GROUPON GUIDE TO CHICAGO

Six Reasons to Try Korean BBQ

BY: Groupon Editors |Mar 1, 2017

Unlike sushi or Thai food, Korean BBQ has only recently hit the mainstream. The DIY dining style has been quietly rising in popularity for the last decade.

Diners at Korean BBQ restaurants usually grill their own tender, marinated meats on a small tabletop grill, making each meal entertainingly interactive. Recently, though, the traditional cuisine has gotten a boost simply by changing the cooking surface.

If you haven’t already, here are six reasons why you must dig into some Korean BBQ.

It’s a royal meal.

In ancient Korea, the thinly sliced, soy-marinated beef known as bulgogi was a delicacy restricted to the wealthy and noble class. Now a staple of Korean BBQ menus, its umami richness still makes it a dish fit for a king.

All-you-can-eat sides.

“[Koreans] eat a lot of vegetables,” said Felicia Park, owner of New York’s Han Joo. The little cold plates, called banchan, that accompany Korean BBQ entrees are filled with mostly vegetable-based dishes and condiments such as fermented cabbage (kimchi), cold-boiled bean sprouts (kongnamul), and seasoned spinach.

Though people often dig in as soon as the myriad little plates hit the table, banchan are actually side-condiment hybrids meant to be savored alongside your meal. As a bonus, they’re also usually bottomless, so they’ll be refilled when they run low.

Did we mention the meats?

The most popular proteins are bulgogi and kalbi, both dishes made with thin-sliced pieces of beef marinated in Korean BBQ sauce, which cook quickly on the grill. At New York’s upscale Kristalbelli, servers add dry-aged rib eye and wagyu filet mignon to the repertoire.

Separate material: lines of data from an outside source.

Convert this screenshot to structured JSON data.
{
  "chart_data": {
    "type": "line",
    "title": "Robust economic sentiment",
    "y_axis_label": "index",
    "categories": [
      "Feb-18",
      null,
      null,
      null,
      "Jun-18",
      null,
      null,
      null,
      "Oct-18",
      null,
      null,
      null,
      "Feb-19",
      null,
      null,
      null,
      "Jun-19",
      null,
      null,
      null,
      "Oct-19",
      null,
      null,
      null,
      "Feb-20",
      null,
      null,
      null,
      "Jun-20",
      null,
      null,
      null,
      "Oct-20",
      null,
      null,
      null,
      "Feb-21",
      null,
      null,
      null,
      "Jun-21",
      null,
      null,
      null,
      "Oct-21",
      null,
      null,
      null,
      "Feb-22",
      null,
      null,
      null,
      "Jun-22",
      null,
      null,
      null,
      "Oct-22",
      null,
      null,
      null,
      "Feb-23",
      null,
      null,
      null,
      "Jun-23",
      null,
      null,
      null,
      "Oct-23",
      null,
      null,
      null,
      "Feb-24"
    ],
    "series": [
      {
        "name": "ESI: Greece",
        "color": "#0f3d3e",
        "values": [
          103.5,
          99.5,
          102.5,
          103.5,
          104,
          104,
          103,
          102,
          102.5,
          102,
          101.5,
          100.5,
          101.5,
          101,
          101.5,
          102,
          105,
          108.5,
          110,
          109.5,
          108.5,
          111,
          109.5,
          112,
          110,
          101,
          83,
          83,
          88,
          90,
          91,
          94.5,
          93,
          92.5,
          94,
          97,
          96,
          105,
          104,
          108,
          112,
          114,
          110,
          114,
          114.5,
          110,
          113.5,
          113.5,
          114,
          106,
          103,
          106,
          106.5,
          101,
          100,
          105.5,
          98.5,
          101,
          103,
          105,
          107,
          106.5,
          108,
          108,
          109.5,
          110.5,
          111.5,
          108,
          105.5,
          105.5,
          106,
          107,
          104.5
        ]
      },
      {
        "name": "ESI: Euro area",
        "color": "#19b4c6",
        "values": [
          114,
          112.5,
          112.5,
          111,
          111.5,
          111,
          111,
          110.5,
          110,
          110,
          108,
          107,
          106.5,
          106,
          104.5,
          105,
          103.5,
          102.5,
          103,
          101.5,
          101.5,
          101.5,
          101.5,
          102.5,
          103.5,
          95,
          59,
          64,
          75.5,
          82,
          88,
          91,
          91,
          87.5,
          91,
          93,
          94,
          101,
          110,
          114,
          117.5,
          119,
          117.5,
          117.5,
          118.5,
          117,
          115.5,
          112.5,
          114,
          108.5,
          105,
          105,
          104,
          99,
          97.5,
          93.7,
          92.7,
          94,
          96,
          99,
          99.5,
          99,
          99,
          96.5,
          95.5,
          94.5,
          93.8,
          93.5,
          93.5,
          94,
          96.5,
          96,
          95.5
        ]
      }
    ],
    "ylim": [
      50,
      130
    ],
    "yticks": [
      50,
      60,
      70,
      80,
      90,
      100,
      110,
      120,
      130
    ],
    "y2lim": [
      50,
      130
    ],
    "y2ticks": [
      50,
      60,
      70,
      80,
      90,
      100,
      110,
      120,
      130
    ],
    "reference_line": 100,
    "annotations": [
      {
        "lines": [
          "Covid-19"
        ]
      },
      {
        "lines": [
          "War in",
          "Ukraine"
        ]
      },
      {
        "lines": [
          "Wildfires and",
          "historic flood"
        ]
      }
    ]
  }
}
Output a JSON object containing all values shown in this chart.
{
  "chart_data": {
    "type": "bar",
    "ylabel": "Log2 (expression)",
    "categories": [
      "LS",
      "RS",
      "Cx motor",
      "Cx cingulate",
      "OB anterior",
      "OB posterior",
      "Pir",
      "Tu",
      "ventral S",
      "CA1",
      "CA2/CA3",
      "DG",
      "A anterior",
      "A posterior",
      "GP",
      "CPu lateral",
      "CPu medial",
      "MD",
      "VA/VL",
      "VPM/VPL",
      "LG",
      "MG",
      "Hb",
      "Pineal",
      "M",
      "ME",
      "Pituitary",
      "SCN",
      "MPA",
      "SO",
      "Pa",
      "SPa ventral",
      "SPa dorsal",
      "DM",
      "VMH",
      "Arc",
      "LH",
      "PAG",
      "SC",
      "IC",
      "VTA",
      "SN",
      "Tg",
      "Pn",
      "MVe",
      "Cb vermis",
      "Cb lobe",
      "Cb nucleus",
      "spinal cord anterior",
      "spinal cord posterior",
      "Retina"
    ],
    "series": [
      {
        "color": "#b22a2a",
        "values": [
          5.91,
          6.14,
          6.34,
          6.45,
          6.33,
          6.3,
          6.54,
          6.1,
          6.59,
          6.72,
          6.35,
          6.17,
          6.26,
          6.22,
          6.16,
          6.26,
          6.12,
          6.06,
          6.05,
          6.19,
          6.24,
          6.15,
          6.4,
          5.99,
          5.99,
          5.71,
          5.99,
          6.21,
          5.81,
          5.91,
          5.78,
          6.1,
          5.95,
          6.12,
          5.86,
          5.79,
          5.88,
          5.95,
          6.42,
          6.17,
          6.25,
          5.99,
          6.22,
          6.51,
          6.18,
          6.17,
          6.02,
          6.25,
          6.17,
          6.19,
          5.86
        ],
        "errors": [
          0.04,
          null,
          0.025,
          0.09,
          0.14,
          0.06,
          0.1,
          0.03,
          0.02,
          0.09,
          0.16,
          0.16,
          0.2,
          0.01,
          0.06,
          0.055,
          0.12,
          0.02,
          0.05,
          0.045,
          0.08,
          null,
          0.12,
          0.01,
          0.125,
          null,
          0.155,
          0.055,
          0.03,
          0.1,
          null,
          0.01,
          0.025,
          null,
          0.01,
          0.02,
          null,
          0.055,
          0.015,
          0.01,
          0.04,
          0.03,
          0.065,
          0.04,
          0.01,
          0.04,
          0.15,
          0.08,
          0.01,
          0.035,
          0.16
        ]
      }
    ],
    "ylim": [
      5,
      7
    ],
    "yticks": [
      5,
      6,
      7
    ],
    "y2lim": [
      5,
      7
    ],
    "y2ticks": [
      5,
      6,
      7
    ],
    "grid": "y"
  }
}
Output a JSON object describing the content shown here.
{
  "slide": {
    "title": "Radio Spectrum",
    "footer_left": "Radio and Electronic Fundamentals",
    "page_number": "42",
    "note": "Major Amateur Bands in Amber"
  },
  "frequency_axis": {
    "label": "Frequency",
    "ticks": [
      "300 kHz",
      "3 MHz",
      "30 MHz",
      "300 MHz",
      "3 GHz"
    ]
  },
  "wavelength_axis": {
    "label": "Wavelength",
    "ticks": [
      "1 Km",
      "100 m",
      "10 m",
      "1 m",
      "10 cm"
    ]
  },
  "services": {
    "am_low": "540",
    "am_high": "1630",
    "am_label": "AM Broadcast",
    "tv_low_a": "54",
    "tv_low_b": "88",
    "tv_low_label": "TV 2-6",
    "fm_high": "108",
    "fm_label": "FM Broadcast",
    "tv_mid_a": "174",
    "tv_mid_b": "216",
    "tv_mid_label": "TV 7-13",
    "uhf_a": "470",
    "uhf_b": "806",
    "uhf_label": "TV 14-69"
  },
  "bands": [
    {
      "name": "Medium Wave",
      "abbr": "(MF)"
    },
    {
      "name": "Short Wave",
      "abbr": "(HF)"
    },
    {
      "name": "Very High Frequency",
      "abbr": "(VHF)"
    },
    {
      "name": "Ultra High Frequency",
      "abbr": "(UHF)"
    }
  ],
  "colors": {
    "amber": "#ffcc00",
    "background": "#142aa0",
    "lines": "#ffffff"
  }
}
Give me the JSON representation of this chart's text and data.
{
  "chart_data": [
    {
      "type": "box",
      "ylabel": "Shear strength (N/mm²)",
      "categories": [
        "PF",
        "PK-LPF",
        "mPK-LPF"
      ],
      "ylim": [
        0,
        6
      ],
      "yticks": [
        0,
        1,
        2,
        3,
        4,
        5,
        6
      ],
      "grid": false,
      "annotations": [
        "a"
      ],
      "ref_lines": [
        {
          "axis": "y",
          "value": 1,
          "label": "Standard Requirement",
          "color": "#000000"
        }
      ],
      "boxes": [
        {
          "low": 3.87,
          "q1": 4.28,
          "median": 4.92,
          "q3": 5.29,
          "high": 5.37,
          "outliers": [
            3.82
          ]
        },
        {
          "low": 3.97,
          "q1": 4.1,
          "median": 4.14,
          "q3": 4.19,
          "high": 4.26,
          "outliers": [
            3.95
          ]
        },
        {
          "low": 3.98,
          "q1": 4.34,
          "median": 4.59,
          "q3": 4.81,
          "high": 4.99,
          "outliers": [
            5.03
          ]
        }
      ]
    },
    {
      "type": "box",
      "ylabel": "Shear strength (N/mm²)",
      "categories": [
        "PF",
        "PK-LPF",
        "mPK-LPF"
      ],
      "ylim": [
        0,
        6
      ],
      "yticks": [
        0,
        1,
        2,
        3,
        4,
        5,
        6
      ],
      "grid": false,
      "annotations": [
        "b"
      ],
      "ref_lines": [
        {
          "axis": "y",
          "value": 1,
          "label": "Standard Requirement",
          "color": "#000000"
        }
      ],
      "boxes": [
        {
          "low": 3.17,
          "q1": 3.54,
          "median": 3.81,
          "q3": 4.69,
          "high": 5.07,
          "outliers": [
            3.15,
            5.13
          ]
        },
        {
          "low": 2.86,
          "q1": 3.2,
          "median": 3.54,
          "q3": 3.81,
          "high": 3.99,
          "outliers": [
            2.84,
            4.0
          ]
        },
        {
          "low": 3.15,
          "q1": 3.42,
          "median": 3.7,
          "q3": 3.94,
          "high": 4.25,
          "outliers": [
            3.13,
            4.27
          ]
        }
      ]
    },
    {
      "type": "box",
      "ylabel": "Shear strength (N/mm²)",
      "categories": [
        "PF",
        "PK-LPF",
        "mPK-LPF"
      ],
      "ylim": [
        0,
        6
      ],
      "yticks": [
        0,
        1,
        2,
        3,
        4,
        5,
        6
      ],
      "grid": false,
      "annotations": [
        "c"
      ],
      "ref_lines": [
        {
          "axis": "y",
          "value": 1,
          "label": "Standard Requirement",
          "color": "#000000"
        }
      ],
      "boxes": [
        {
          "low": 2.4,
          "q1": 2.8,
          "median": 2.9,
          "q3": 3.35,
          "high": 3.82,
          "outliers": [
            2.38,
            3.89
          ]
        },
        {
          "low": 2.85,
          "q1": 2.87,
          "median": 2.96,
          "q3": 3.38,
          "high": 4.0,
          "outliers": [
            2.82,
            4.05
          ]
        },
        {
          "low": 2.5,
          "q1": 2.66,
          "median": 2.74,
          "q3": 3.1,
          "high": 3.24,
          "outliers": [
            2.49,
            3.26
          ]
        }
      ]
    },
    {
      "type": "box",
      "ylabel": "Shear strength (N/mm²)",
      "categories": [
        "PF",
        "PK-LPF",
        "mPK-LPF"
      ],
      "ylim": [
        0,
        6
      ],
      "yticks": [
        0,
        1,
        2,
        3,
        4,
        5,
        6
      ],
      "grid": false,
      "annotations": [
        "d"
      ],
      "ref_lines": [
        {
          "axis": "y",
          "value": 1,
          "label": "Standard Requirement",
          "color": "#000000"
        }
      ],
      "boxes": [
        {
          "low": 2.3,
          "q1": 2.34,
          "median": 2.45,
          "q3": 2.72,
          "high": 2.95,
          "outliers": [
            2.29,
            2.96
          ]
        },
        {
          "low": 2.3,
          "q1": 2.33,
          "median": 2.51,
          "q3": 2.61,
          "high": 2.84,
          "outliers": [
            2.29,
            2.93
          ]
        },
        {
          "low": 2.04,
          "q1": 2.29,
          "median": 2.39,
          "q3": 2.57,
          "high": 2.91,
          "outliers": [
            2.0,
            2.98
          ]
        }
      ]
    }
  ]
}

You might also find seafood on the menu, like the whole squid at Han Joo or the baby octopus at Chicago’s San Soo Gab San. Though Han Joo’s Park often chooses duck for her meals, she readily acknowledges her love for pork belly; her restaurant maintains a selection of no fewer than seven different variations, marinated in bean paste, green tea, or garlic.

Korean BBQ is a fully customizable meal.

At most Korean BBQ restaurants, the “any way you like it” angle isn’t limited to grilling your own meats. Once diners take a cooked morsel off the grill, they can add rice, soybean paste, chili sauce, or whatever catches their eye. All that gets piled on top of a lettuce or cabbage leaf, making a little lettuce wrap known as a ssam. According to Yura Cho of Kristalbelli, you can also try adding different banchan to the ssam for a kaleidoscope of flavor combinations.

You can experiment.

Throw the banchan on the grill, brush some Korean BBQ sauce on a slice of bulgogi before cooking it—just about anything goes. At Kristalbelli, Cho highly recommends grilling the kimchi with pork belly, so that as it cooks, the pork’s runoff soaks in and adds flavor to the cabbage mix. However, this isn’t possible on most traditional Korean BBQ grills because the drippings would fall through the grates. Thankfully, that problem is solved by the next item on this list…

The crystal grill.

The crystal korean BBQ grill is what some chefs are banking on to finally bring Korean BBQ to the forefront—according to both Park and Cho. Park has been showcasing her restaurant’s crystal grills for nine years; Kristalbelli’s Buddha-belly grills stepped onto the scene in 2012. Both were custom-designed and shipped straight from Korea.